Tenho
que engravidar todo dia. Fiz essa proposta a mim mesmo em 30 de setembro. E
desde então é uma série de gravidezes e partos. Aos olhos dos outros, o fruto
da concepção pode não sair bonito. Aos meus, serão filhos queridos.
Tenho que me sentir inseminado pelo assunto que vou escrever.
Escrever é um ato solitário, sim, e envolve muitos processos internos. A
aprovação do tema mentalmente, por exemplo. Depois o começar. Ah, o começo baliza a vida que
aquela escrita terá. É como se fosse o coroamento desse parto.
E nesse jogo parturiente/literato, o texto sai num trabalho continuo.
Cada linha é como se fosse uma parte do bebê vindo ao mundo diretamente das
entranhas da mãe.
Falo de
nascimento porque é emblemático que eu tenha chegado ao centésimo texto do blog
num domingo. Vou explicar, nasci num domingo, há 17.024 dias, ou 2.432 semanas.
Logo, a cada domingo, completo mais uma semana na jornada sob o sol.

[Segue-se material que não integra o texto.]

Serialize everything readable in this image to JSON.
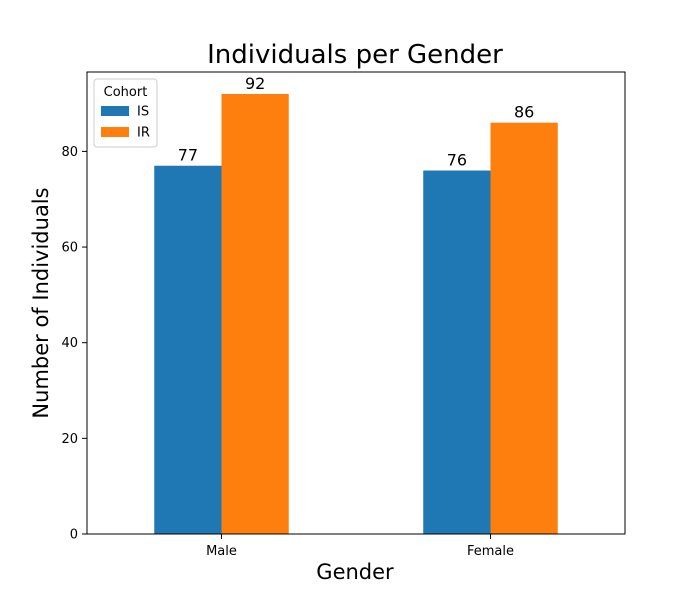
{
  "chart_data": {
    "type": "bar",
    "title": "Individuals per Gender",
    "xlabel": "Gender",
    "ylabel": "Number of Individuals",
    "categories": [
      "Male",
      "Female"
    ],
    "series": [
      {
        "name": "IS",
        "values": [
          77,
          76
        ],
        "color": "#1f77b4"
      },
      {
        "name": "IR",
        "values": [
          92,
          86
        ],
        "color": "#ff7f0e"
      }
    ],
    "ylim": [
      0,
      96.6
    ],
    "yticks": [
      0,
      20,
      40,
      60,
      80
    ],
    "grid": false,
    "legend": {
      "title": "Cohort",
      "placement": "upper-left"
    }
  }
}
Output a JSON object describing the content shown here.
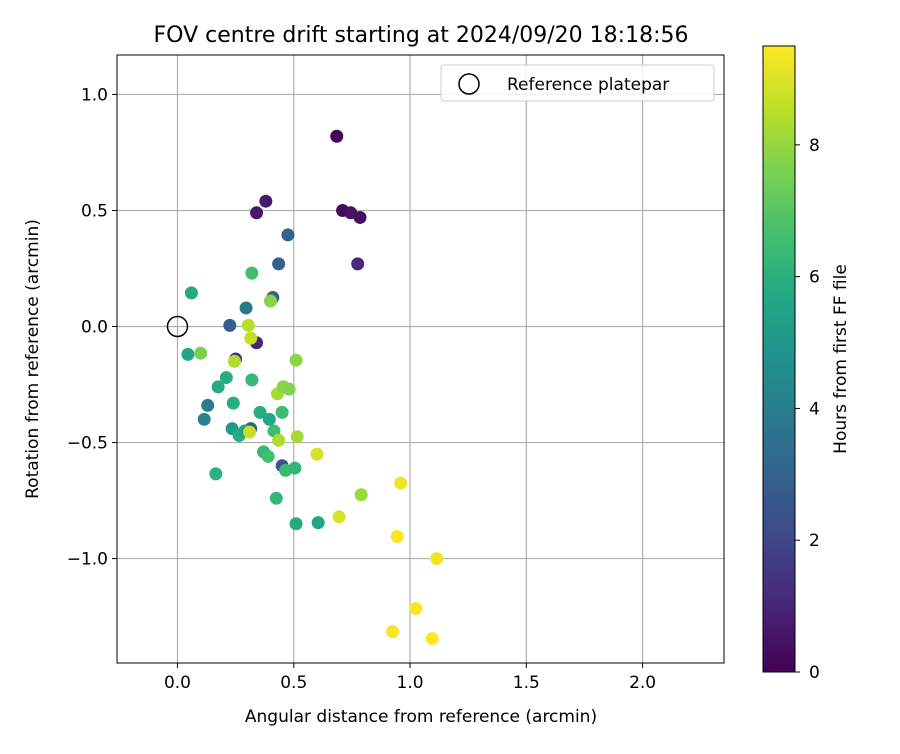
{
  "chart_data": {
    "type": "scatter",
    "title": "FOV centre drift starting at 2024/09/20 18:18:56",
    "xlabel": "Angular distance from reference (arcmin)",
    "ylabel": "Rotation from reference (arcmin)",
    "xlim": [
      -0.26,
      2.35
    ],
    "ylim": [
      -1.45,
      1.17
    ],
    "xticks": [
      0.0,
      0.5,
      1.0,
      1.5,
      2.0
    ],
    "xtick_labels": [
      "0.0",
      "0.5",
      "1.0",
      "1.5",
      "2.0"
    ],
    "yticks": [
      1.0,
      0.5,
      0.0,
      -0.5,
      -1.0
    ],
    "ytick_labels": [
      "1.0",
      "0.5",
      "0.0",
      "−0.5",
      "−1.0"
    ],
    "grid": true,
    "legend": {
      "position": "top-right",
      "entries": [
        "Reference platepar"
      ]
    },
    "reference_point": {
      "x": 0.0,
      "y": 0.0,
      "label": "Reference platepar"
    },
    "colorbar": {
      "label": "Hours from first FF file",
      "colormap": "viridis",
      "range": [
        0,
        9.5
      ],
      "ticks": [
        0,
        2,
        4,
        6,
        8
      ],
      "tick_labels": [
        "0",
        "2",
        "4",
        "6",
        "8"
      ]
    },
    "points": [
      {
        "x": 0.685,
        "y": 0.82,
        "c": 0.1
      },
      {
        "x": 0.71,
        "y": 0.5,
        "c": 0.3
      },
      {
        "x": 0.745,
        "y": 0.49,
        "c": 0.5
      },
      {
        "x": 0.785,
        "y": 0.47,
        "c": 0.4
      },
      {
        "x": 0.38,
        "y": 0.54,
        "c": 0.7
      },
      {
        "x": 0.34,
        "y": 0.49,
        "c": 0.6
      },
      {
        "x": 0.775,
        "y": 0.27,
        "c": 1.2
      },
      {
        "x": 0.34,
        "y": -0.07,
        "c": 1.0
      },
      {
        "x": 0.25,
        "y": -0.14,
        "c": 1.5
      },
      {
        "x": 0.475,
        "y": 0.395,
        "c": 3.0
      },
      {
        "x": 0.435,
        "y": 0.27,
        "c": 3.0
      },
      {
        "x": 0.41,
        "y": 0.125,
        "c": 3.0
      },
      {
        "x": 0.225,
        "y": 0.005,
        "c": 2.8
      },
      {
        "x": 0.295,
        "y": 0.08,
        "c": 3.8
      },
      {
        "x": 0.45,
        "y": -0.6,
        "c": 2.5
      },
      {
        "x": 0.315,
        "y": -0.44,
        "c": 3.0
      },
      {
        "x": 0.13,
        "y": -0.34,
        "c": 4.0
      },
      {
        "x": 0.115,
        "y": -0.4,
        "c": 4.2
      },
      {
        "x": 0.06,
        "y": 0.145,
        "c": 5.8
      },
      {
        "x": 0.045,
        "y": -0.12,
        "c": 5.6
      },
      {
        "x": 0.175,
        "y": -0.26,
        "c": 5.8
      },
      {
        "x": 0.21,
        "y": -0.22,
        "c": 5.9
      },
      {
        "x": 0.24,
        "y": -0.33,
        "c": 5.9
      },
      {
        "x": 0.235,
        "y": -0.44,
        "c": 5.2
      },
      {
        "x": 0.265,
        "y": -0.47,
        "c": 5.9
      },
      {
        "x": 0.29,
        "y": -0.45,
        "c": 5.4
      },
      {
        "x": 0.32,
        "y": -0.23,
        "c": 6.3
      },
      {
        "x": 0.355,
        "y": -0.37,
        "c": 5.9
      },
      {
        "x": 0.395,
        "y": -0.4,
        "c": 5.7
      },
      {
        "x": 0.37,
        "y": -0.54,
        "c": 6.3
      },
      {
        "x": 0.39,
        "y": -0.56,
        "c": 6.6
      },
      {
        "x": 0.415,
        "y": -0.45,
        "c": 6.5
      },
      {
        "x": 0.45,
        "y": -0.37,
        "c": 6.5
      },
      {
        "x": 0.465,
        "y": -0.62,
        "c": 6.4
      },
      {
        "x": 0.505,
        "y": -0.61,
        "c": 6.2
      },
      {
        "x": 0.425,
        "y": -0.74,
        "c": 6.3
      },
      {
        "x": 0.165,
        "y": -0.635,
        "c": 6.0
      },
      {
        "x": 0.51,
        "y": -0.85,
        "c": 5.8
      },
      {
        "x": 0.605,
        "y": -0.845,
        "c": 5.6
      },
      {
        "x": 0.32,
        "y": 0.23,
        "c": 6.6
      },
      {
        "x": 0.1,
        "y": -0.115,
        "c": 7.6
      },
      {
        "x": 0.4,
        "y": 0.11,
        "c": 7.8
      },
      {
        "x": 0.245,
        "y": -0.15,
        "c": 8.4
      },
      {
        "x": 0.305,
        "y": 0.005,
        "c": 8.5
      },
      {
        "x": 0.315,
        "y": -0.05,
        "c": 8.7
      },
      {
        "x": 0.43,
        "y": -0.29,
        "c": 8.2
      },
      {
        "x": 0.455,
        "y": -0.26,
        "c": 7.8
      },
      {
        "x": 0.48,
        "y": -0.27,
        "c": 7.7
      },
      {
        "x": 0.51,
        "y": -0.145,
        "c": 7.9
      },
      {
        "x": 0.435,
        "y": -0.49,
        "c": 8.3
      },
      {
        "x": 0.515,
        "y": -0.475,
        "c": 8.2
      },
      {
        "x": 0.31,
        "y": -0.455,
        "c": 8.7
      },
      {
        "x": 0.6,
        "y": -0.55,
        "c": 8.9
      },
      {
        "x": 0.79,
        "y": -0.725,
        "c": 8.1
      },
      {
        "x": 0.695,
        "y": -0.82,
        "c": 8.9
      },
      {
        "x": 0.96,
        "y": -0.675,
        "c": 9.3
      },
      {
        "x": 0.945,
        "y": -0.905,
        "c": 9.4
      },
      {
        "x": 1.115,
        "y": -1.0,
        "c": 9.3
      },
      {
        "x": 1.025,
        "y": -1.215,
        "c": 9.4
      },
      {
        "x": 0.925,
        "y": -1.315,
        "c": 9.4
      },
      {
        "x": 1.095,
        "y": -1.345,
        "c": 9.5
      }
    ]
  }
}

Não tenho lugar de fala de mãe, corro o risco ser jogado do alto
de um penhasco por ousar fazer tamanha comparação. No entanto, sinto o
desafio da escrita com uma incerteza que envolve a trama de um
nascimento.
Não à toa, aborta-se a missão, quando o texto se desenvolve de
uma forma que não chegará a um bom termo. Vejo nessa opção algo que a gravidez
literata poderia emprestar à gravidez literal: o direito de interromper o
processo. Ok, é mais um devaneio do escriba inebriado, em busca de metáforas
que justifiquem sua loucura.
Das inúmeras vantagens que a gravidez literata proporciona está
não precisar ter vergonha de gostar mais de um filho do que de outro. Pronto,
comecei a mudar de ideia em relação ao primeiro parágrafo. Geminiano, sabe como
é.
Em 100 textos publicados por este blog desde a opção pela gravidez
diária, há filhos mais bonitos, há outros mais honestos, alguns são
levianos, existem os egocêntricos e por aí vai, numa gama de características
que o escriba/mãe não consegue classificar.
Nesse mundo em que as barreiras entre sexo e funções estão borradas,
tomo como ato libertário dizer que me sinto mãe do que escrevo aqui. Pelo
simples fato de passar por um trabalho de parto diariamente.
Escrever dá prazer, mas às vezes dói. Os “filhos” desta escrita
nos enchem de orgulho, mas também podem nos decepcionar.
De qualquer forma, são nossos “filhos” trazem características tão intrínsecas, que não somos capazes de esconder ou explicar.